The other key factor is access to electricity, so data centres can’t be too far off the grid. In Alberta, therefore, they could be situated almost anywhere in the province.

“It’s kind of its own category. It’s one new alternative measure of real estate. It will drive up the price of some land that is underutilized. Not industrial land. They’re not going to generally be located in areas where the industrial land price is much higher,” Hutcheson said. “They’re going to be located in places where land is less expensive.

“The big thing to our province is I think of a factorial as five times. So when you spend a dollar it gets re-spent five more times. If you think of $30 to $100 billion in the near future being invested in data centres, it’s now a category that’s meaningful. It’s not a tiny category....

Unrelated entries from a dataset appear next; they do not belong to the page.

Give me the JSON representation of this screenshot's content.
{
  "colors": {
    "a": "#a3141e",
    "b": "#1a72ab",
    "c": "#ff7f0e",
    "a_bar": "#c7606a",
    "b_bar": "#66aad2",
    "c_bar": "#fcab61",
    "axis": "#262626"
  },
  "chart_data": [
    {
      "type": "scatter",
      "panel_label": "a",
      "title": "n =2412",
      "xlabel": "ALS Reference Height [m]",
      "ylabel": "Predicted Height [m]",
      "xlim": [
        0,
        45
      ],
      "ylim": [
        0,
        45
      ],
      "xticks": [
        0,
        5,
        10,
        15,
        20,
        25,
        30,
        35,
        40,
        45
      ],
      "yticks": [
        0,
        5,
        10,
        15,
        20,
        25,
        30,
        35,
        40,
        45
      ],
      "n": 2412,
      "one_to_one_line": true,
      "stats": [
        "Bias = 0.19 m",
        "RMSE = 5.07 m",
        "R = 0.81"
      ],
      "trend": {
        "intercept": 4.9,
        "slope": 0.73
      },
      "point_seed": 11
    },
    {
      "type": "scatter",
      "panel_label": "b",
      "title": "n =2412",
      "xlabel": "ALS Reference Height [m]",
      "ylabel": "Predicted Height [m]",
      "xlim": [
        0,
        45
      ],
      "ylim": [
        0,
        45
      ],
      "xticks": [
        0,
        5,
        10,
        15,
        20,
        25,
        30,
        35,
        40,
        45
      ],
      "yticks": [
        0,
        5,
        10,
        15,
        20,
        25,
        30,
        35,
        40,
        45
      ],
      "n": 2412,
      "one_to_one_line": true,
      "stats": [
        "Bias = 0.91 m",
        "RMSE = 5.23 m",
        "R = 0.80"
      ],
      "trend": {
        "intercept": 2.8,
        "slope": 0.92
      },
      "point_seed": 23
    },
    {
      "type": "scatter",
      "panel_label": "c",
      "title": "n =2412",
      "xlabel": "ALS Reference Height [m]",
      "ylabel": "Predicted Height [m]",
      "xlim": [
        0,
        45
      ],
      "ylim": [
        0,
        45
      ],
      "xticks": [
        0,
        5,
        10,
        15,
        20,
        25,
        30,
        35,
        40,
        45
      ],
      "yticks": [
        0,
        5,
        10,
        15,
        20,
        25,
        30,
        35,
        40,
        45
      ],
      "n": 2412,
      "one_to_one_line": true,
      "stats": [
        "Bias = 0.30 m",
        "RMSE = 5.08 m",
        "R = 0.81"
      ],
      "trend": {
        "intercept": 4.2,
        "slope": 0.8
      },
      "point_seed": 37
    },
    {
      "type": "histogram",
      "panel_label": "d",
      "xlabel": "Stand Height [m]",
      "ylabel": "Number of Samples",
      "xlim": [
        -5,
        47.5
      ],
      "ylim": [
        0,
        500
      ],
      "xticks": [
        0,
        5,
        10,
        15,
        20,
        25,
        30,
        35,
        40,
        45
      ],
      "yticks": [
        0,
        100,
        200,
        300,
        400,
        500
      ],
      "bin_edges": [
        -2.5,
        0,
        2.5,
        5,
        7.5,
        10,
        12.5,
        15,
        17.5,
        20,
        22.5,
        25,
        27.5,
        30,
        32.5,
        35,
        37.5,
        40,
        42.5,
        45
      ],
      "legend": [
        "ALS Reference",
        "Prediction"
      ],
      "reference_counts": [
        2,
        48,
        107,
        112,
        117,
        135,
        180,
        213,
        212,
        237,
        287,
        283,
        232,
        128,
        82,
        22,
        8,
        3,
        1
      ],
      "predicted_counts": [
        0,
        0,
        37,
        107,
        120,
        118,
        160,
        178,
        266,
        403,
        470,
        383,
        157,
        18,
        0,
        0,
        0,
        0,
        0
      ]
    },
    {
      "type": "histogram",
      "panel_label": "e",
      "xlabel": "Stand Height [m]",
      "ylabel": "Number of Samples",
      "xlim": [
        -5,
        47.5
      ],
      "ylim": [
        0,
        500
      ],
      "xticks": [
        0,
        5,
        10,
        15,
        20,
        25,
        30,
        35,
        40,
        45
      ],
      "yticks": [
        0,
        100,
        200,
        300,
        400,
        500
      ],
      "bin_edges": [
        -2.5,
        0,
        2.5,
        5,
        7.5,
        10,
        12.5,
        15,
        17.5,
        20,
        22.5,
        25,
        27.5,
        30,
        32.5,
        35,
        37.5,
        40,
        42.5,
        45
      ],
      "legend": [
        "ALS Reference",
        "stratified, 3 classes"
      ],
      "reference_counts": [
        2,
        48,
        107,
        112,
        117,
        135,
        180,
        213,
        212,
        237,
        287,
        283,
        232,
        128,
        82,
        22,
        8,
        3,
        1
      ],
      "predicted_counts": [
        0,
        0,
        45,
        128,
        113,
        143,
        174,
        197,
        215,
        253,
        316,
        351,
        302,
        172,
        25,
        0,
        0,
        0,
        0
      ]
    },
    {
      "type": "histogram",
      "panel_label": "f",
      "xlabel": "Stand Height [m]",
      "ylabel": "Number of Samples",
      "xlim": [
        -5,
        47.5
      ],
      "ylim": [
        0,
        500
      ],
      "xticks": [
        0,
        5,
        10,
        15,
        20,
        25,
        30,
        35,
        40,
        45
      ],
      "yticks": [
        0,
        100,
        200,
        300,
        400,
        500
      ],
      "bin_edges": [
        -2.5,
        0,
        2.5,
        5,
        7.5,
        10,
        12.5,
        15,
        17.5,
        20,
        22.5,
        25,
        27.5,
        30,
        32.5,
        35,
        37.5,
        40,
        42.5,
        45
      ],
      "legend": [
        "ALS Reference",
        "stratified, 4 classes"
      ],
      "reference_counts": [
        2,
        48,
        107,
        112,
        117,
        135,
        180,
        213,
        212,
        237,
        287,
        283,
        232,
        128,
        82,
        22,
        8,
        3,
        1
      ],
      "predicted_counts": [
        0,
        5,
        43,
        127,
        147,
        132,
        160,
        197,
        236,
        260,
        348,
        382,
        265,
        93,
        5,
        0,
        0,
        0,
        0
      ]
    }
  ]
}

“And it will be one that will attract institutional investors. The big institutions, the QuadReals, the Oxfords... Caisse de dépôt... The big institutional capital, they’ve all got their eyes on the prize here understanding that it really takes that kind of capital to invest in a data centre.”

Canada's "best business environment"

In the roundtable discussion at the forum, panelists painted a healthy and solid picture for future investment growth in the province.

Kevin Leon, president and founder, Crestpoint Real Estate Investments Ltd., noted his company is involved in its first multifamily project in the market. The Beltline Block, in partnership with ONE Properties, is a highrise, mixed-used development with 1.8 million square feet, including 35,000 square feet of commercial and 1,475 housing units.

It also has a significant presence in Alberta with industrial real estate and retail.

He called Alberta “the best business environment in Canada. It has the least red tape in Canada and I think, and this is a big leap of faith, that the political environment will improve for Western Canada and particularly in Alberta. It certainly can’t get any worse than it was in the last little while.”

“If you take all that with population growth... we look at Calgary as a place we want to invest long term. We’re big believers in the residential market. We’re even looking at the office market...

"We’re bullish on Alberta. I think it’s got some challenges like everywhere else in Canada but long term Alberta will outperform the rest of the country.”